O impacto simbólico pretendido
pelo presidente do STF (ordens de prisão expedidas em pleno feriado da
Proclamação da República) atingiu em cheio a opinião pública, tal qual ondas de
impacto da explosão de uma bomba: discussões acirradas e polarizadas dominaram todas
as redes sociais durante o dia. Toda a ritualística explicada didaticamente
pela TV (detalhes das poltronas ocupadas por cada um no avião, as algemas, o
trajeto pacientemente traçado com locais e horários de partida e chegada,
detalhes da cela da prisão dando destaque à latrina e o banho de água fria
etc.) desde a apresentação dos condenados à suas prisões.
O que significou o show do mensalão para aqueles que estavam presos nas estradas congestionadas do feriadão? |
Para compreender o significado
desse show midiático devemos sair do seu aspecto manifesto (o escândalo moral e
a sua utilidade político-partidária) e aprofundar o latente: o seu impacto na
indiferença do público e no imaginário do sistema político como um todo.
A espiral de interpretações
Há 63 anos o pesquisador
norte-americano Paul Lazarsfeld observava em pesquisas empíricas de recepção
que nove em cada dez receptores eram indiferentes aos conteúdos das mídias.
Apenas um, o líder de opinião, filtrava esses conteúdos de acordo com sua
predisposição política-ideológica e memória seletiva. E parece que as coisas
não mudaram muito desde então. O show midiático das prisões ao vivo parece não
ter conseguido qualquer rendimento pedagógico como lição moral, persuasão ou
convencimento. Ou, pelo menos, de tragédia para os derrotados ou de glória para
os vitoriosos.
Pelo contrário, seu efeito
apenas criou uma espiral interpretativa ascendente, onde ambos os lados
reforçaram suas posições e buscaram no evento argumentos positivos para o seu
lado respectivo – a presidenta Dilma achando que era até melhor antecipar as
condenações para se livrar do embaraço para as próximas eleições; a Direita que
viu mais munição para desmoralizar a “comunalha” e os “petralhas”; a Esquerda
achando que os erros jurídicos do STF se voltarão contra a Direita; e
intelectuais como o filósofo Renato Janine Ribeiro que suspeitam de uma vitória
de Pirro no show pelo alto custo político da engenharia jurídica.
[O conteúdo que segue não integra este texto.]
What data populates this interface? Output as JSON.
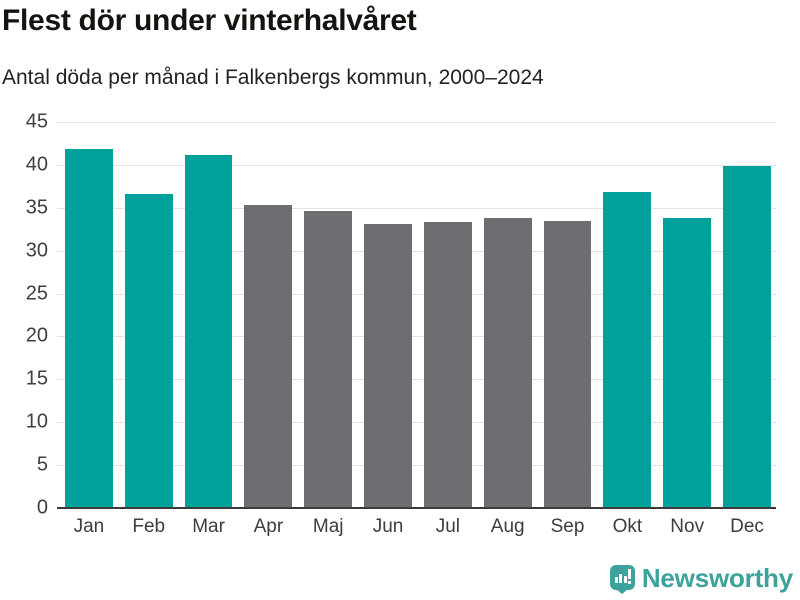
{
  "chart_data": {
    "type": "bar",
    "title": "Flest dör under vinterhalvåret",
    "subtitle": "Antal döda per månad i Falkenbergs kommun, 2000–2024",
    "categories": [
      "Jan",
      "Feb",
      "Mar",
      "Apr",
      "Maj",
      "Jun",
      "Jul",
      "Aug",
      "Sep",
      "Okt",
      "Nov",
      "Dec"
    ],
    "values": [
      41.8,
      36.6,
      41.2,
      35.3,
      34.6,
      33.1,
      33.3,
      33.8,
      33.5,
      36.8,
      33.8,
      39.9
    ],
    "highlighted": [
      true,
      true,
      true,
      false,
      false,
      false,
      false,
      false,
      false,
      true,
      true,
      true
    ],
    "xlabel": "",
    "ylabel": "",
    "ylim": [
      0,
      45
    ],
    "yticks": [
      0,
      5,
      10,
      15,
      20,
      25,
      30,
      35,
      40,
      45
    ],
    "grid": true,
    "legend": false,
    "colors": {
      "bar_highlight": "#00a19a",
      "bar_default": "#6e6d72",
      "gridline": "#e3e3e3",
      "axis_line": "#3b3b3b",
      "tick_text": "#3f3f3f"
    }
  },
  "footer": {
    "brand": "Newsworthy",
    "brand_color": "#3ba29c",
    "logo_icon": "bar-chart-speech-bubble-icon",
    "logo_color": "#3fa19c"
  }
}
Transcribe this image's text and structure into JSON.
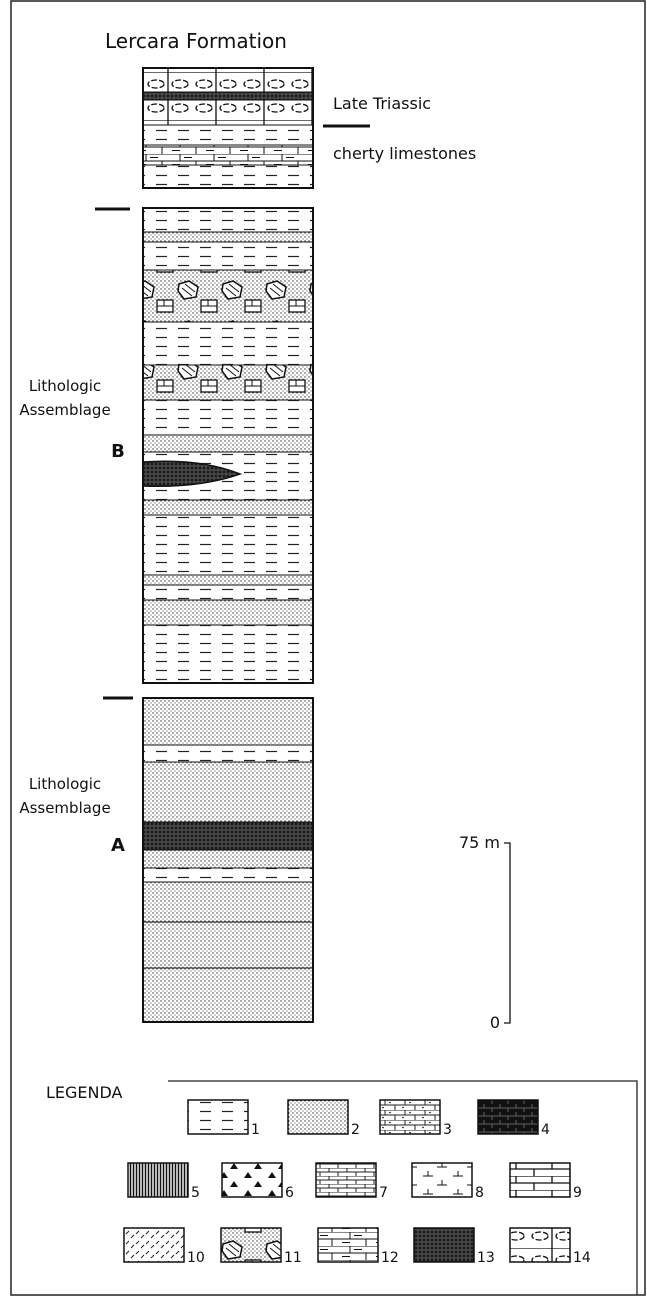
{
  "header": {
    "title": "Lercara Formation"
  },
  "labels": {
    "age": "Late Triassic",
    "unit": "cherty limestones"
  },
  "assemblages": [
    {
      "lines": [
        "Lithologic",
        "Assemblage"
      ],
      "letter": "B"
    },
    {
      "lines": [
        "Lithologic",
        "Assemblage"
      ],
      "letter": "A"
    }
  ],
  "scale": {
    "top": "75 m",
    "bottom": "0"
  },
  "legend": {
    "title": "LEGENDA",
    "items": [
      "1",
      "2",
      "3",
      "4",
      "5",
      "6",
      "7",
      "8",
      "9",
      "10",
      "11",
      "12",
      "13",
      "14"
    ]
  }
}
Jean Baudrillard: o delírio do mundo não se origina da loucura, mas da própria racionalidade |
Se quisermos procurar os efeitos
dessa bomba armada pela parceria STF e mídia, devemos buscar outro tipo de
efeito que está para além do campo da semiótica ou da ciência política: estaria
no campo da Patafísica.
A Patafísica é a essência do mundo
A Patafísica, “a ciência que
está além da Física e da Metafísica”, é a definição dada para o conceito criado
pelo escritor e dramaturgo francês Alfred Jarry (1873-1907) que inspiraria o
teatro do absurdo de Beckett, Ionesco e Jean Genet. “A ciência das soluções
imaginárias, onde se encontram as ciências exatas e inexatas, as atividades e
inatividades, é uma ciência do particular e da exceção, e que todos os homens a
praticam sem saber”, afirmava Jarry.
Alfred Jarry |
A racionalidade jurídica do
processo do mensalão produz o seu oposto: a irracionalidade e desperdício. Pretendia
punir o desperdício da corrupção, mas os altos custos envolvidos com a
transferência dos condenados a Brasília como demonstração exemplar de
autoridade (desnecessariamente, pois terão que retornar ao seus próprios
domicílios para o cumprimento da pena) confirmou ironicamente a irracionalidade
que pretendia punir.
O show midiático do STF acabou
se constituindo em um autêntico potlatch
político: tal como a instituição de tribos indígenas da América do Norte tão
estudada pelo antropólogo Marcel Mauss, quanto maior a oferta de bens e a sua
destruição, mais rico e poderoso se torna o indivíduo. Tal qual o potlatch, a condenação veio como uma
dádiva (ou presente) em pleno feriado, às custas da queima de recursos
públicos. Tal qual a instituição indígena, fascinação fetichista e religiosa
pela destruição daquilo que pretendia combater como exibição exemplar de
moralidade. Inutilidade e futilidade, a inversão irônica e patafísica de todos
os sistemas.
O escândalo moral como simulação política
Dr. Faustroll: as bases do pensamento patafísico de Alfred Jarry |
A chegada do PT ao poder em 2003
foi acompanhada pela expectativa de que Lula e o partido enfiariam os pés pelas
mãos, criando um descontrole da pilotagem econômica tão alarmante que cairiam
antes das próximas eleições. Mas a gestão econômica “deu certa” (o
reconhecimento internacional não pelas medidas “revolucionárias” de Esquerda,
mas por projetos de inclusão social aguardados pelo próprio capital para a
normalização de reprodução da força de trabalho e consumo inerentes a uma
economia de mercado). Ironicamente, o país finalmente entrou no capitalismo
através de um governo “de Esquerda”.
Isso representaria uma ameaça
potencial ao sistema político: a força simbólica das diferenças políticas
produzidas pelo jogo partidário poderia enfraquecer com a descoberta dessa
isonomia de todos os discursos políticos. Por isso, o sistema agônico deve ser
regenerado pela simulação do escândalo moral.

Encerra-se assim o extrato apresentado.